Sa vue est encore trouble, mais elle distingue l'âtre de la cheminée en tournant la tête. Son corps semble peser une tonne et lorsqu'elle se redresse, elle doit faire un effort monumental pour ne pas tomber en arrière. Après plusieurs secondes, elle remarque qu'elle n'est pas couchée à même le sol : Une épaisse couette lui sert de matelas et de couverture à la fois. Elle roule sur le dos. Ses yeux gris observent ce qu'il se passe autour d'elle, silencieusement ; Les volets sont entre-ouverts et filtrent la lumière du jour. Le feu est réduit à l'état de braises rouges et oranges qui crépitent et émettent un son réconfortant et douillet.

Une main sur le visage, elle met quelques secondes pour calmer les vertiges qui la saisissent depuis son réveil. Puis, avec lenteur, tout en se remémorant les événements de la veille, elle repousse le drap et commence à s'examiner sous tous les angles. Avec une certaine forme d'absence, elle remarque les éraflures sur ses genoux, là où son jean s'est déchiré, et les frôle ; une douleur, minuscule, picote son épiderme, puis, plus rien.

Toujours en silence, elle observe ses bras sertis de petites griffures rosées.

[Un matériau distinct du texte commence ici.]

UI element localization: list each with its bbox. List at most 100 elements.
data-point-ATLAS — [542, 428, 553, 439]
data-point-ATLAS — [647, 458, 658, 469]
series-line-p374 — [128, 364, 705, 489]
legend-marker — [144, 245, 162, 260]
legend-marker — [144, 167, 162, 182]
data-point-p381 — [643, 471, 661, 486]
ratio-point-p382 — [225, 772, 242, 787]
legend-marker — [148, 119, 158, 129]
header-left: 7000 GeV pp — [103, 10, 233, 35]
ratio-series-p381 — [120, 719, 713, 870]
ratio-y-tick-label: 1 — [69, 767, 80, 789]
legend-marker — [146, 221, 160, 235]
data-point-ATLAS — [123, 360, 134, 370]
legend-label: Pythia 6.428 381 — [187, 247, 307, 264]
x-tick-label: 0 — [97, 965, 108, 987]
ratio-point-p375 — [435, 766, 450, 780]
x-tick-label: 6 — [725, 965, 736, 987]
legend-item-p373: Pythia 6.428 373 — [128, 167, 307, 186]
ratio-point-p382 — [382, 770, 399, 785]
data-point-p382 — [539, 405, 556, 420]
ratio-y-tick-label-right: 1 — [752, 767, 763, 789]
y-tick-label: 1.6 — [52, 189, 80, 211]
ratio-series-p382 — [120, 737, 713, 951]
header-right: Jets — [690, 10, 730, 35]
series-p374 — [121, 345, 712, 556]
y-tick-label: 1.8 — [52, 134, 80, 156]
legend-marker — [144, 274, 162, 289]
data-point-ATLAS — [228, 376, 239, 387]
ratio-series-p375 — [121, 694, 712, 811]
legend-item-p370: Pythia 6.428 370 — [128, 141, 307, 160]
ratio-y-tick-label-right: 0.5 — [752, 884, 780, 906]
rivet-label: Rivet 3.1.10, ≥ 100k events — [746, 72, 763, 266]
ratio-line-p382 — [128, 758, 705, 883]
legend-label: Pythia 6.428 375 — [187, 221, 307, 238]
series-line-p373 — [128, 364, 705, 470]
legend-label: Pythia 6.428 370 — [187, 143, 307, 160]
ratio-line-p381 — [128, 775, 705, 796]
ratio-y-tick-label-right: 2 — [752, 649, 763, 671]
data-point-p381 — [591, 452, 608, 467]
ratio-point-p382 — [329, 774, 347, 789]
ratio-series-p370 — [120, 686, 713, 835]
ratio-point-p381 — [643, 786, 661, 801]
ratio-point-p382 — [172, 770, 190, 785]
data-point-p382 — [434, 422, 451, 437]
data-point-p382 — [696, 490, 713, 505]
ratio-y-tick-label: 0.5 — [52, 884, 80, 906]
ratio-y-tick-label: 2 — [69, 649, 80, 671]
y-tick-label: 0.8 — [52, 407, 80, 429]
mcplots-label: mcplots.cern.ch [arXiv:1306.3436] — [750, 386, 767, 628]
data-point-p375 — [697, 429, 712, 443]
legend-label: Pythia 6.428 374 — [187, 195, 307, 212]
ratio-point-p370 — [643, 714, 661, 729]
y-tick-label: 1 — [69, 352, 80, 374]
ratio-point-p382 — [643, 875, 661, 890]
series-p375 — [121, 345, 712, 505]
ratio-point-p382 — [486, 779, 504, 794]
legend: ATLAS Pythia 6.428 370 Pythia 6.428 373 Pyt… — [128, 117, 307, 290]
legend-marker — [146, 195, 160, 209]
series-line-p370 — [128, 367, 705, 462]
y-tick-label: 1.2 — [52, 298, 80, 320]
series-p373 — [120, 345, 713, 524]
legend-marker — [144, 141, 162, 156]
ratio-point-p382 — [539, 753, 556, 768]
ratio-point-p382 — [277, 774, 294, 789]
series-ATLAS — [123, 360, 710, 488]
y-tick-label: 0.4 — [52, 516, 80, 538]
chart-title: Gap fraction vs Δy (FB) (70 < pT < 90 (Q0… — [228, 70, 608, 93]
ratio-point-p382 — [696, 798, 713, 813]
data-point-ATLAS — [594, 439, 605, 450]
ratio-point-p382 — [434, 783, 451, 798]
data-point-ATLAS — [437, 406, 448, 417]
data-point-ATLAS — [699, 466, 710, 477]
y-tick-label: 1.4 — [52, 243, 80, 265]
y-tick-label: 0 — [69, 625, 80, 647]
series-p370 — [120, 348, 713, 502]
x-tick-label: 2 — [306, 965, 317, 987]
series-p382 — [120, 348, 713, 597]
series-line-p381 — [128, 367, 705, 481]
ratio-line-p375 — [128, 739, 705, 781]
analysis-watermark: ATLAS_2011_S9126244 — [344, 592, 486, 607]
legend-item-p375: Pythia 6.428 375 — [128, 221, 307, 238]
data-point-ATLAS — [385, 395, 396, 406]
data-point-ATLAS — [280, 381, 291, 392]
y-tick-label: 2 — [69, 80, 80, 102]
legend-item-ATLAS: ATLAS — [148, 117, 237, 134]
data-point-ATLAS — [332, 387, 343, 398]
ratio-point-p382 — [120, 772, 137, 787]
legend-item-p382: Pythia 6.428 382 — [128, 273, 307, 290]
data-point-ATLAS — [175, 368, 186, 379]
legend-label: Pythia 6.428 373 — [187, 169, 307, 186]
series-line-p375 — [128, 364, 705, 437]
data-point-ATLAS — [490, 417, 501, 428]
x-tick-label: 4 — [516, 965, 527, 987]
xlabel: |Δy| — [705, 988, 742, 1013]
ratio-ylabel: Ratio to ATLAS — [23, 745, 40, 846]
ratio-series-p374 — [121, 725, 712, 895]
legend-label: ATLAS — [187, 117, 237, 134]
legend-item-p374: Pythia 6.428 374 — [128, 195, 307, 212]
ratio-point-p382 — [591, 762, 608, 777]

Pareilles à de petites épines, elles serpentent sur sa peau.

Elle lève ses avant-bras devant son visage, à la fois intriguée et consciente qu'elle ne s'est pas sortie indemne du combat nocturne contre Assassin et DELAROUX. Elle a eu de la chance, il est vrai. De la chance d'avoir Caster auprès d'elle.

Le bruit du plancher de bois qui craque la fait légèrement sursauter. Elle tord le cou pour discerner la source du bruit, encore un peu cotonneuse ; Son Servant, un bol à la main, s'approche d'elle avec un sourire moqueur. Nayëlle se recule légèrement pour lui faire un peu de place, les jambes en tailleur. Elle se passe une main dans les cheveux avec l'espoir de paraître un peu plus présentable. Mais elle porte encore sur elle les affaires de la veille et doit avoir une mine épouvantable. Lorsque Caster s'accroupit à côté d'elle en lui tendant le récipient rempli d'une soupe chaude et odorante, le ventre de la mage se crispe et gargouille. Nayëlle préfère ne pas regarder l'Irlandais, qui doit sans doute ricaner sous cape. Quoique, il ne s'est jamais gêné pour rire librement d'elle, face à elle !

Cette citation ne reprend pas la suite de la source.